小説2 徳永1

「すがさこって・・・」
私は思わず声に出してしまってから、それに気づき少し慌てた。しかし周りにはその声は聞こえなかったようなので、私はホッとした。
それにしてもなんだろ、『すがさこ』って?
私はこっそりと周囲の雰囲気を伺ってみる。やっぱりみんなも唖然としてるいるようだった。頭の中には私と同じく『すがさこ』という言葉があるに違いない。
「すがさこ、ねぇ・・・」
私はもう一度、転入生が言った謎の言葉を小さく繰り返してみた。
あっ、名前が『菅谷梨沙子』だから、ニックネームのつもりかなぁ?・・・にしても自己紹介で、いきなりはありえないよねー。それならまず名前をちゃんと言ってからでしょ。
私は教壇に立っている転入生を、まじまじと観察する。転入生はニコニコと満面の笑みを浮かべていた。
変わった子が来たなぁ。まあでも私のリサーチどおり顔はかわいいからいいや。それに性格もよさそうだね。
私は胸のポケットから手帳を取り出し、転入生の情報が書かれているところに『性格よし』と追加した。

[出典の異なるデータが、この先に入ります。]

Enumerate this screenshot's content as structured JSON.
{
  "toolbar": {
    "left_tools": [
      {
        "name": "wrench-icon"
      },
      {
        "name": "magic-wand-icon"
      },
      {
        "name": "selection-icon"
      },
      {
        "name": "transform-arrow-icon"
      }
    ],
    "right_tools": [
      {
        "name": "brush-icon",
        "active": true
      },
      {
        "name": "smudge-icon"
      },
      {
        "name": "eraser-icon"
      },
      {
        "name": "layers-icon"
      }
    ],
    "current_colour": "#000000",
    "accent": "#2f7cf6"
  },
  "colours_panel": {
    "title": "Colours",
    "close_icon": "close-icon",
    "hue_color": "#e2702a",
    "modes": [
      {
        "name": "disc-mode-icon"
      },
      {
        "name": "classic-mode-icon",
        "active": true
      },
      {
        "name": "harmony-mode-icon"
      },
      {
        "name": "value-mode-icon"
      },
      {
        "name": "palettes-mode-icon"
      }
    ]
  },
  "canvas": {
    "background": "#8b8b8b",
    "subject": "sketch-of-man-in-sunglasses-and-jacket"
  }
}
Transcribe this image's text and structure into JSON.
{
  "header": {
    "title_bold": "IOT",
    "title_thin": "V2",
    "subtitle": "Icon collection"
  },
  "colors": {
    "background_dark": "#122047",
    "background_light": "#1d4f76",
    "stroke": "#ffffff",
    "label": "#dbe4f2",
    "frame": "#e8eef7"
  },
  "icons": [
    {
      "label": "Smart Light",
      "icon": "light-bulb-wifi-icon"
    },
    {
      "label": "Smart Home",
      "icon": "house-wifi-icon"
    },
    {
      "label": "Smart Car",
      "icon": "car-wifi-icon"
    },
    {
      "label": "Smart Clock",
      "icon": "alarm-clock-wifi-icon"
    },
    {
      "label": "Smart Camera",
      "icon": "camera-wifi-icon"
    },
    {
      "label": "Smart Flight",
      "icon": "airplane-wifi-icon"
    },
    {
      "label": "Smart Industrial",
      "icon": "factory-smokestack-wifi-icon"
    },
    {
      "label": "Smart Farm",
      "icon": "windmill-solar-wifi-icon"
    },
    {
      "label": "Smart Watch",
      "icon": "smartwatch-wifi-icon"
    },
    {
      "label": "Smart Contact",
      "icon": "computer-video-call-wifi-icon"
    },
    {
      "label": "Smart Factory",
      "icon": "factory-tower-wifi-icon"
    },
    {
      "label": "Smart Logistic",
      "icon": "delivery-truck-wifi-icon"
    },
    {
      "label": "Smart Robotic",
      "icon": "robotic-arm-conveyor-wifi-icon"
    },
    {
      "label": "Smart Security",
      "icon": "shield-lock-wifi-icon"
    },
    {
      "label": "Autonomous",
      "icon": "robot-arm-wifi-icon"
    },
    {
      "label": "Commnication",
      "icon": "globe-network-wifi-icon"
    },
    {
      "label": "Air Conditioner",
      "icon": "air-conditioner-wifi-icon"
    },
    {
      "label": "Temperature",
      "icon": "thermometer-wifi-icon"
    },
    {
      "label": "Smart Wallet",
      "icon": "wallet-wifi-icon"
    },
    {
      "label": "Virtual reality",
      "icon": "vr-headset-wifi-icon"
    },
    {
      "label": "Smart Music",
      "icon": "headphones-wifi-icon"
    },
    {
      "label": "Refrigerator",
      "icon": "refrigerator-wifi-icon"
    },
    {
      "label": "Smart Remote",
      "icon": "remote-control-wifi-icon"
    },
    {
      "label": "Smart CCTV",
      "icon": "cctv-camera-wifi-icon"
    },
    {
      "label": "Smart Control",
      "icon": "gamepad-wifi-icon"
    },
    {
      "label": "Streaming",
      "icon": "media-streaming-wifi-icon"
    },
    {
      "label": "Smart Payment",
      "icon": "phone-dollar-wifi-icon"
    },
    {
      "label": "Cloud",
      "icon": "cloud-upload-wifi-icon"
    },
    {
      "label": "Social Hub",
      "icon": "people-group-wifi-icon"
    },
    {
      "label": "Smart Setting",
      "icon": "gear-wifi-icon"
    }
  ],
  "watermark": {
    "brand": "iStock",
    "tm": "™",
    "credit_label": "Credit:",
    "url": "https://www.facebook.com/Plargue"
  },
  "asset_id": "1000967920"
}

あーよかった。クラスのみんなに「すっごいかわいい転入生が来る!」って言っちゃったもんね。これならなんとか新聞部部長の面子は保てるラインだよね。あっそうだ!『桃』はどんな顔してるかなーっと。あの子、転入生がどんな子か、やたらと気にしてたもんなぁ。
私は廊下側最前列の自分の席から、中澤先生に気づかれないようにこっそりと振り返り、教室中央付近にいる『桃』の表情を確認する。この私が『桃』と呼んでいる子は、本名が嗣永桃子といって、このクラスで一番最初に友達になった子だ。桃は最初、ものすごい品のいいお嬢様って感じだったけど、打ち解けてくるとそれは全然違っていることがわかった。何が違うかって言うと、言葉遣いが全然違う。かなり口が悪い。
まあ賢い子だから、私以外の前ではそんな風にはならないみたいだけどね。賢いって言うか、ずる賢いのかな?
桃は頬杖をつき、転入生をジッと見ていた。
おーおー睨んでる睨んでる。あの転入生、桃の嫌いそうなタイプだもんなぁ。特にあのニコニコっとした笑顔。あれが桃の神経を逆なでしてると見たね。まあ私は面白いからいいけど。
「ではこれでHR終わりまーす」
私が前を向きなおすと同時に、担任の中澤先生がそう言った。
おっ、タイミングよく終わったし、さっそく桃本人に直撃インタビューと行きますかー。